Die beiden Männer zogen den bewusstlosen Pfleger über den Gang zu einer Abstellkammer, warfen ihn hinein und verschlossen die Tür.
»Jetzt holen wir uns den Jungen«, sagte der Blonde.
Lou Garuda hatte die Schnauze gestrichen voll. Er war am späten Nachmittag in seine Wohnung zurückgekehrt, wo Angeline im Bett auf ihn wartete. Die nackte Schönheit lächelte ihn an und rekelte sich genüsslich.
»Ich warte schon den ganzen Nachmittag auf dich. Komm her, Lou.«
Doch das Telefonat mit Mark Ryan hatte Garudas Wut entfacht.
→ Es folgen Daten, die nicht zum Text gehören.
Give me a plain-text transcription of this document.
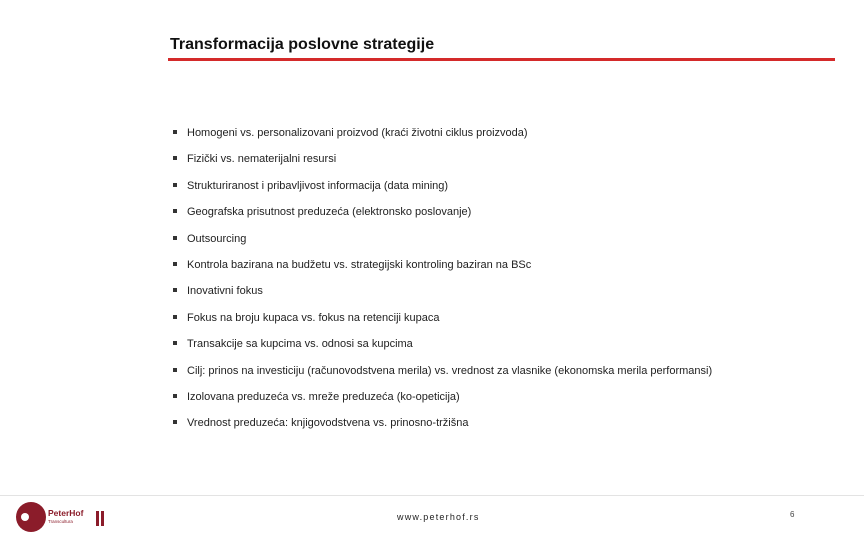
Transformacija poslovne strategije
Homogeni vs. personalizovani proizvod (kraći životni ciklus proizvoda)
Fizički vs. nematerijalni resursi
Strukturiranost i pribavljivost informacija (data mining)
Geografska prisutnost preduzeća (elektronsko poslovanje)
Outsourcing
Kontrola bazirana na budžetu vs. strategijski kontroling baziran na BSc
Inovativni fokus
Fokus na broju kupaca vs. fokus na retenciji kupaca
Transakcije sa kupcima vs. odnosi sa kupcima
Cilj: prinos na investiciju (računovodstvena merila) vs. vrednost za vlasnike (ekonomska merila performansi)
Izolovana preduzeća vs. mreže preduzeća (ko-opeticija)
Vrednost preduzeća: knjigovodstvena vs. prinosno-tržišna
PeterHof
Transcultura	www.peterhof.rs	6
Er setzte sich auf die Bettkante und zündete sich eine Zigarette an.
»Was ist mit dir?«, fragte Angeline.
Garuda blies wütend den Rauch aus. »Der Fall, von dem ich dir erzählt habe, diese Leiche im Eis .«
»Was ist damit?«
»Irgendetwas ist da faul, aber ich weiß nicht, was.«
Garudas Blick schweifte in die Ferne. Auf seiner Stirn glitzerten Schweißperlen.
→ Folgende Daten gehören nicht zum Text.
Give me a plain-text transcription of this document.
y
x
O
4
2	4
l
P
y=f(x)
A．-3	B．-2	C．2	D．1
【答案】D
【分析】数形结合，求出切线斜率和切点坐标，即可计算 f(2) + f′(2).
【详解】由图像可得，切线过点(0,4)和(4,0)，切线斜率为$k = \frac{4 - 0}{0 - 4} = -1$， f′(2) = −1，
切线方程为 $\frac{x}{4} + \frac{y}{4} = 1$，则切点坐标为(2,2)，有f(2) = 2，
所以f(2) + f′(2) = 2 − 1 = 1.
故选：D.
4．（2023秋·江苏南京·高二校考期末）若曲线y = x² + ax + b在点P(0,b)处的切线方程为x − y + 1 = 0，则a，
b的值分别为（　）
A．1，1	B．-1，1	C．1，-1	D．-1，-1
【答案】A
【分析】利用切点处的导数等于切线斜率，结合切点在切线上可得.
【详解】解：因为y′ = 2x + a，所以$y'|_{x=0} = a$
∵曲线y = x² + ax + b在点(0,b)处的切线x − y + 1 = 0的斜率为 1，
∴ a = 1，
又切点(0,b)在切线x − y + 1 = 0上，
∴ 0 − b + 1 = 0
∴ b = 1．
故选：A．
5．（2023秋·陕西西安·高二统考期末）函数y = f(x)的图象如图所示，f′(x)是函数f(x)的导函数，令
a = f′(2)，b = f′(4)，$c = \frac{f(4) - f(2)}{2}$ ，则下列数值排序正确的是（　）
»Kannst du deinen Job nicht mal fünf Minuten vergessen, Lou?«
»Tut mir Leid, mein Schatz. Diese Sache bringt mich noch um den Verstand.«
Angeline strich zärtlich über Lous Rücken und ließ ihre Hand zwischen seine Schenkel gleiten. »Warum kommst du nicht zu mir ins Bett? Ich sorg schon dafür, dass du nicht mehr an den Fall denkst .«
Lou Garuda drückte die Zigarette aus, erhob sich und ging zur Tür. »Ich muss wieder los, Liebling. Ich ruf dich an.«
»Wohin gehst du denn so eilig?«
»Ich liebe dich, mein Schatz.«
»Lou…«
Das laute Stöhnen erinnerte Lou Garuda an Sex, wobei er nicht sicher war, ob das Stöhnen Lust oder Schmerz verriet. Garuda war in den Wagen gestiegen und losgefahren, um wieder einen klaren Kopf zu bekommen und über seine nächsten Schritte nachzudenken. Schließlich hatte er aus mehreren Gründen beschlossen, zum Cauldwell-Pflegeheim zu fahren.
Erstens wollte er wissen, wie es Bobby ging. Zweitens könnte er sein Gespräch mit Ryan fortsetzen, falls er Bobby zufällig besuchte. Drittens wollte er unbedingt noch einmal mit Bobby sprechen. Wahrscheinlich war die Frage, ob sein Vater jemals die Russenmafia oder die Inhaber der Prime International auf den Caymans erwähnt hatte, ziemlich dumm, doch Garuda wollte nichts unversucht lassen.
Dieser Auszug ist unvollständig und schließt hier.